About two years ago, I got involved in an organization called the People’s Parity Project. PPP brings together both law students and newly minted attorneys interested in legal advocacy to prioritize building a more just system. This year, I co-founded a PPP chapter at Fordham, as well as organizing for state and federal judiciary reform alongside other law students and lawyers around the country. During my time at Fordham, among my other commitments, I’ve also externed with the New York Civil Liberties Union’s voting rights team under Adjunct Professor Perry Grossman, where I was investigating potential vote dilution in school board elections on Long Island.

I also worked with the Center for Popular Democracy’s immigration unit, doing research on the 2020 census and ICE collaboration with local police. I am on track to graduate in 2022 but will be finishing my degree part-time. That’s because in January, I’ll be starting a new job with New York City Council Member Erik Bottcher (District 3), as the office’s legislative and budget director. My work so far has focused on advocating from the outside. Now, I’m excited about being able to see how the full system works.

Aswini “Winn” Periyasamy doing aerial dance
Aswini “Winn” Periyasamy doing aerial dance

Opening Doors for Others

I am committed to creating opportunities for other people. My parents came here from India, and I saw the challenges they faced. A lawyer I consider a close mentor says that if a door opens and you can get through, you bring someone else with you. Then you figure out how to keep the door open, so you can keep bringing folks with you. And when they ask, “What can I do for you?” tell them, “Go unlock the side door.”

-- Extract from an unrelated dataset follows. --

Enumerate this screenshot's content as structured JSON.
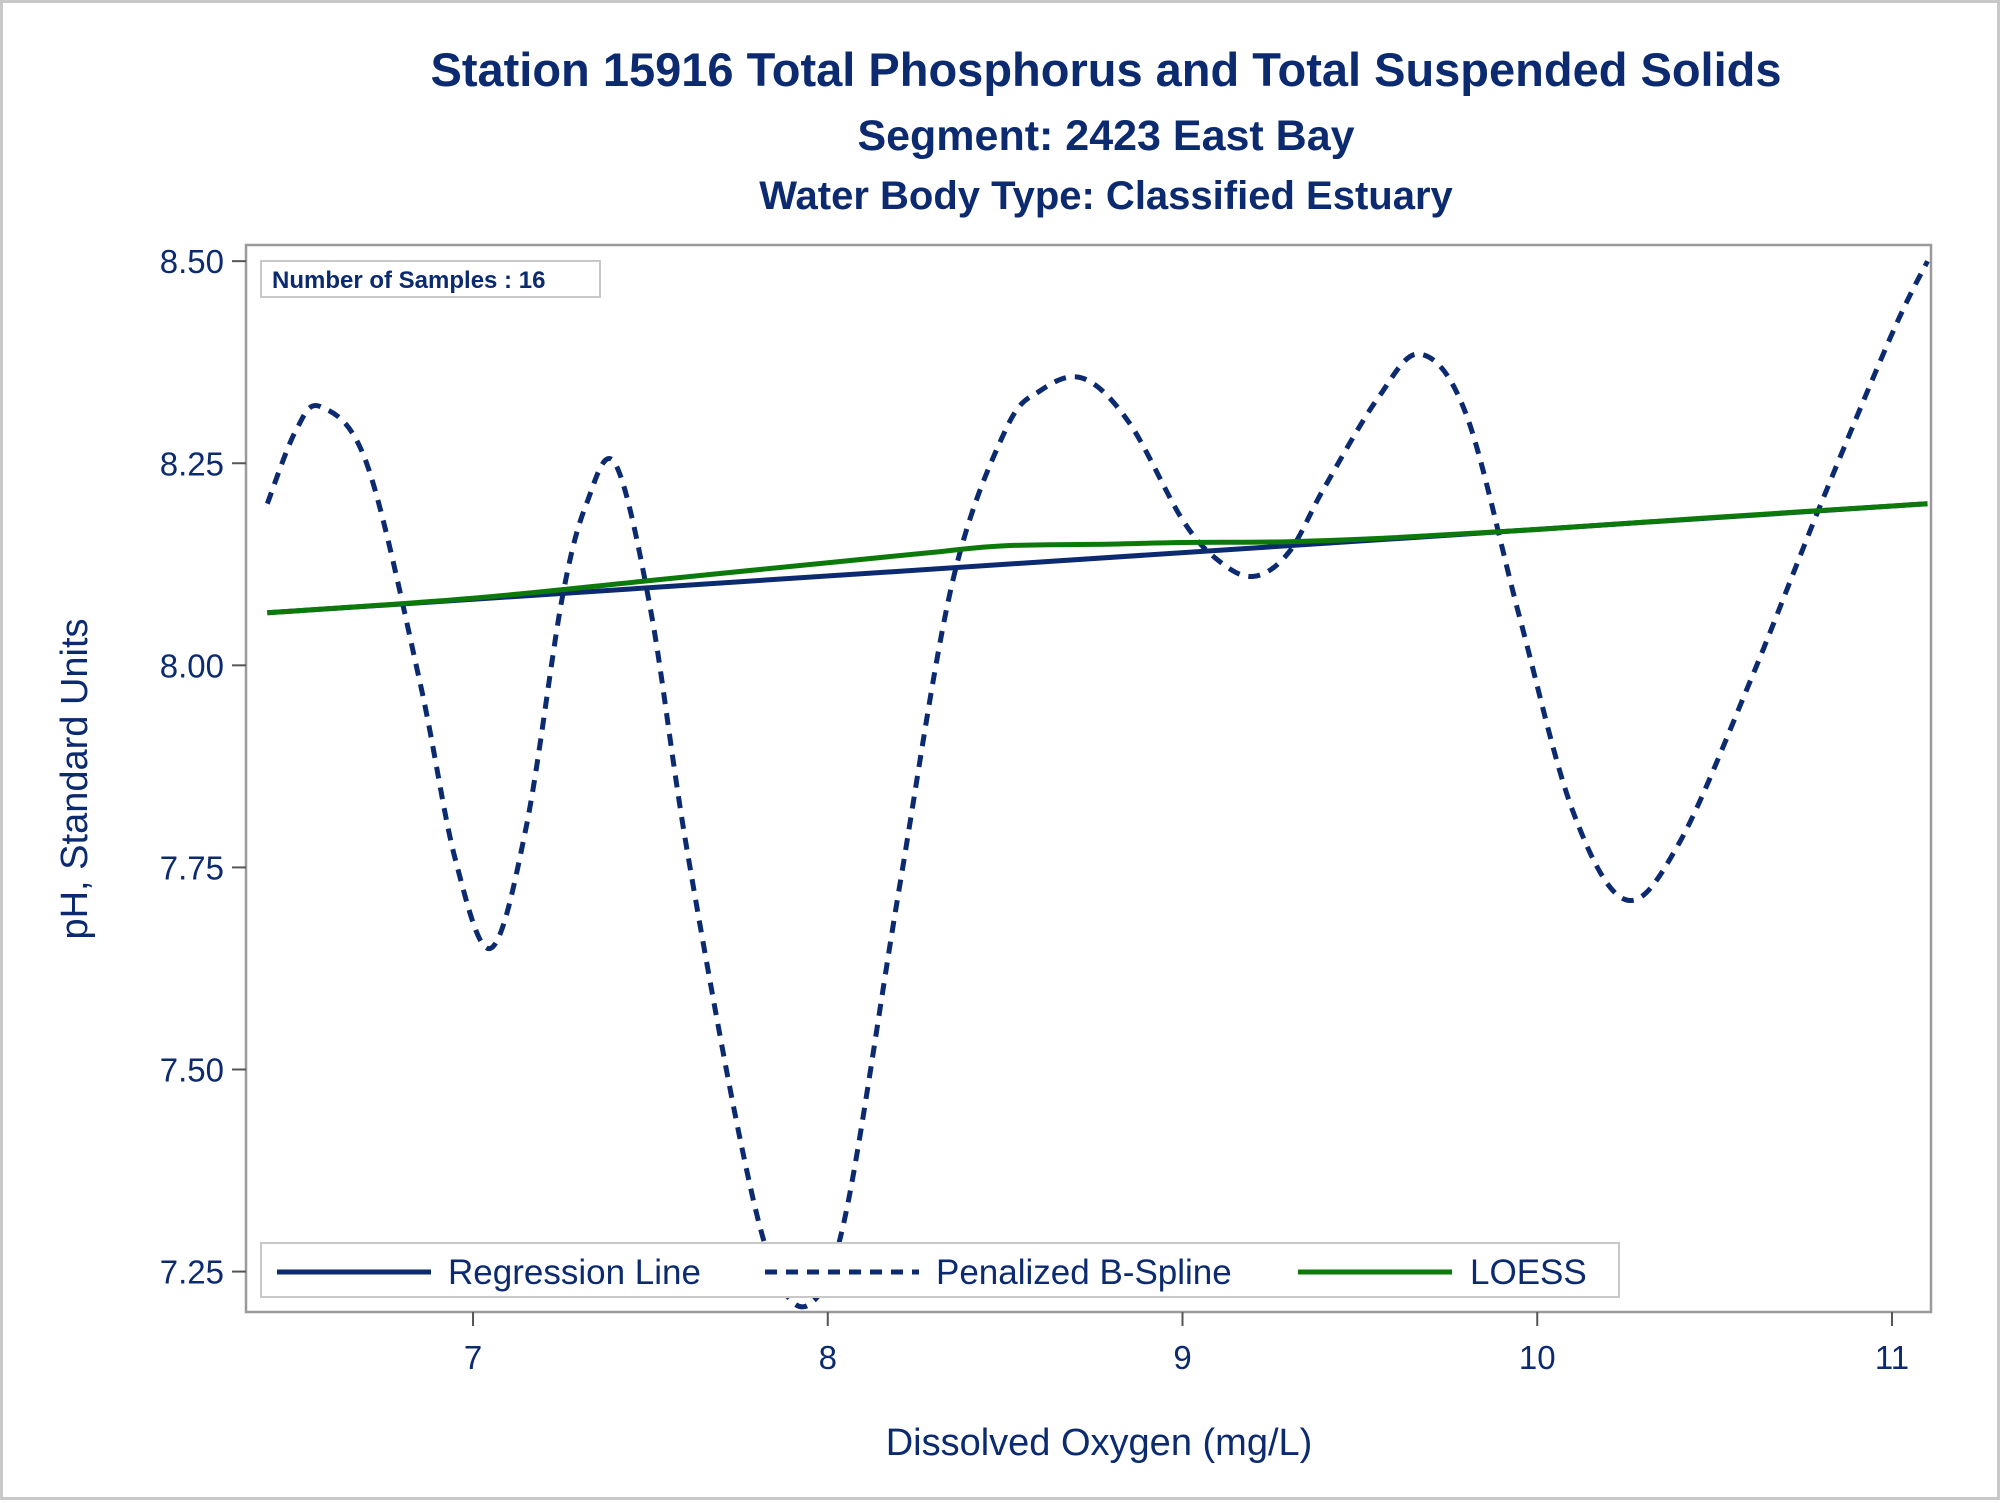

The point is, when opportunities open up, we can’t leave anyone else behind. I have had so much good fortune in my life. I want to make sure those doors stay open for others for as long as I can.

High-wire Act

With all these commitments, it’s not always practical to take a step back. But I do spend as much time as I can with friends and loved ones. The more I can be in my community and in conversation, the more perspective I get. Besides that, I watch a lot of movies with my dad through video chats and try to get in time doing aerial dance, including trapeze, silks, and hoop. Aerial is very physical. And while it seems scary, it opens up parts of my brain I don’t normally use. I get to turn off the analytical side and be more in tune with the moment. That’s important, because doing public interest work is a marathon, not a sprint. I know I may never see my ultimate goals come to fruition in my lifetime. In the meantime, we have to take care of ourselves and each other.